Looking for algorithms to 'sync' recordings of speech

Let's say I have recording of two persons (A & B) reading the same block of text. Of course their voices sound different, they read at different speeds, etc. But let's assume:

they read exactly the same text
they have the same accent
there's no coughing, hiccups, major background noise, etc.
no major reading errors

Basically, we can assume both the reading and the recording are pretty 'clean'. What's a good algorithm to 'sync' up the recordings ?

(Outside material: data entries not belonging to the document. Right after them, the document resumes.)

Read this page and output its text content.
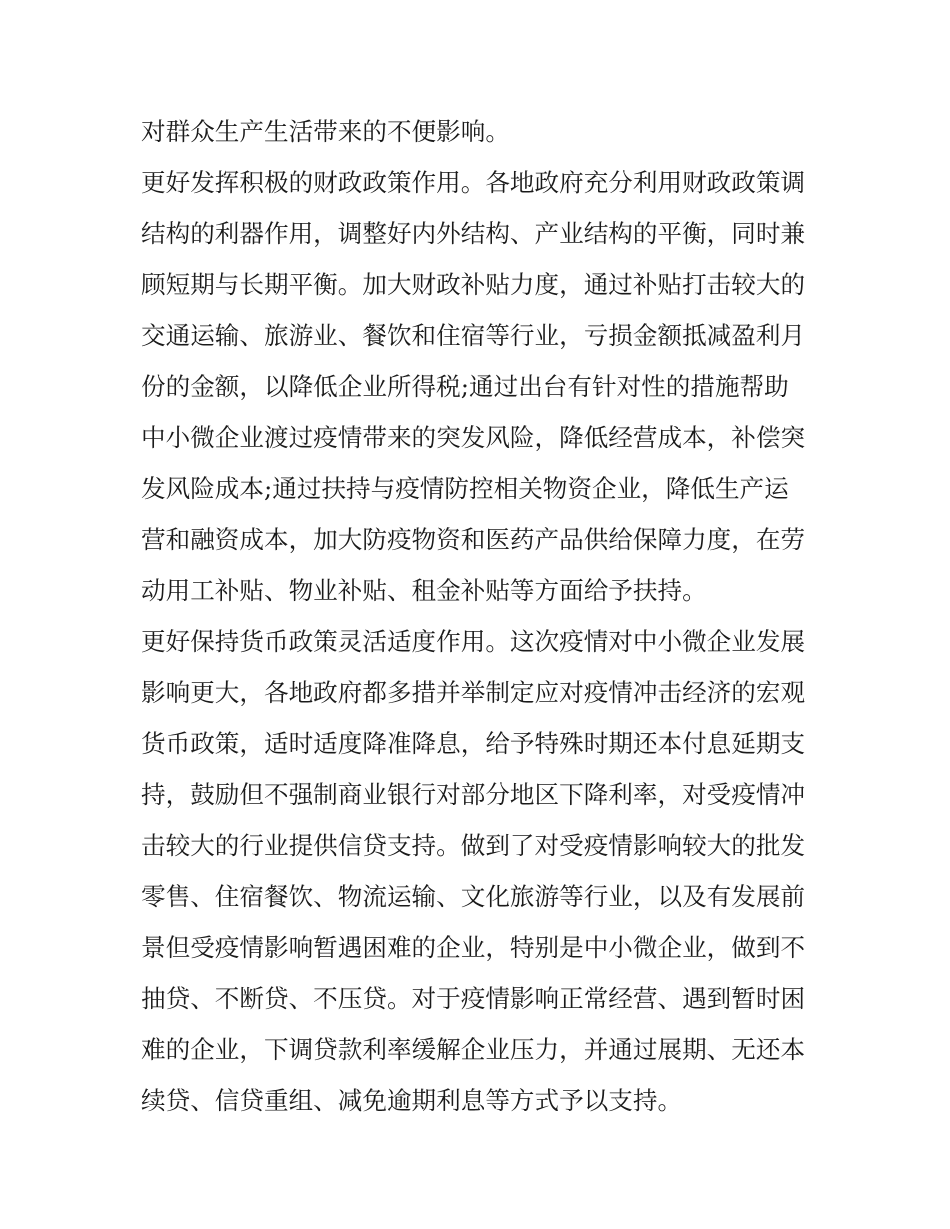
对群众生产生活带来的不便影响。
更好发挥积极的财政政策作用。各地政府充分利用财政政策调
结构的利器作用，调整好内外结构、产业结构的平衡，同时兼
顾短期与长期平衡。加大财政补贴力度，通过补贴打击较大的
交通运输、旅游业、餐饮和住宿等行业，亏损金额抵减盈利月
份的金额，以降低企业所得税;通过出台有针对性的措施帮助
中小微企业渡过疫情带来的突发风险，降低经营成本，补偿突
发风险成本;通过扶持与疫情防控相关物资企业，降低生产运
营和融资成本，加大防疫物资和医药产品供给保障力度，在劳
动用工补贴、物业补贴、租金补贴等方面给予扶持。
更好保持货币政策灵活适度作用。这次疫情对中小微企业发展
影响更大，各地政府都多措并举制定应对疫情冲击经济的宏观
货币政策，适时适度降准降息，给予特殊时期还本付息延期支
持，鼓励但不强制商业银行对部分地区下降利率，对受疫情冲
击较大的行业提供信贷支持。做到了对受疫情影响较大的批发
零售、住宿餐饮、物流运输、文化旅游等行业，以及有发展前
景但受疫情影响暂遇困难的企业，特别是中小微企业，做到不
抽贷、不断贷、不压贷。对于疫情影响正常经营、遇到暂时困
难的企业，下调贷款利率缓解企业压力，并通过展期、无还本
续贷、信贷重组、减免逾期利息等方式予以支持。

By 'sync' I mean you somehow break up the recordings into a sequence of 'sound bites', and the two recording share the same sequence, and the algorithm should output the time each speaker spent on each sound bite. For example:

sound-bite-0: t=[0.1,0.3] for A; t=[0.11, 0.28] for B
sound-bite-1: t=[0.32,0.39] for A; t=[0.29, 0.35] for B

Each 'sound bite' can be a word, a syllable, a group of words, etc, but let's say sound bites should be between 0.1 to 2 seconds (or any reasonable range) in length.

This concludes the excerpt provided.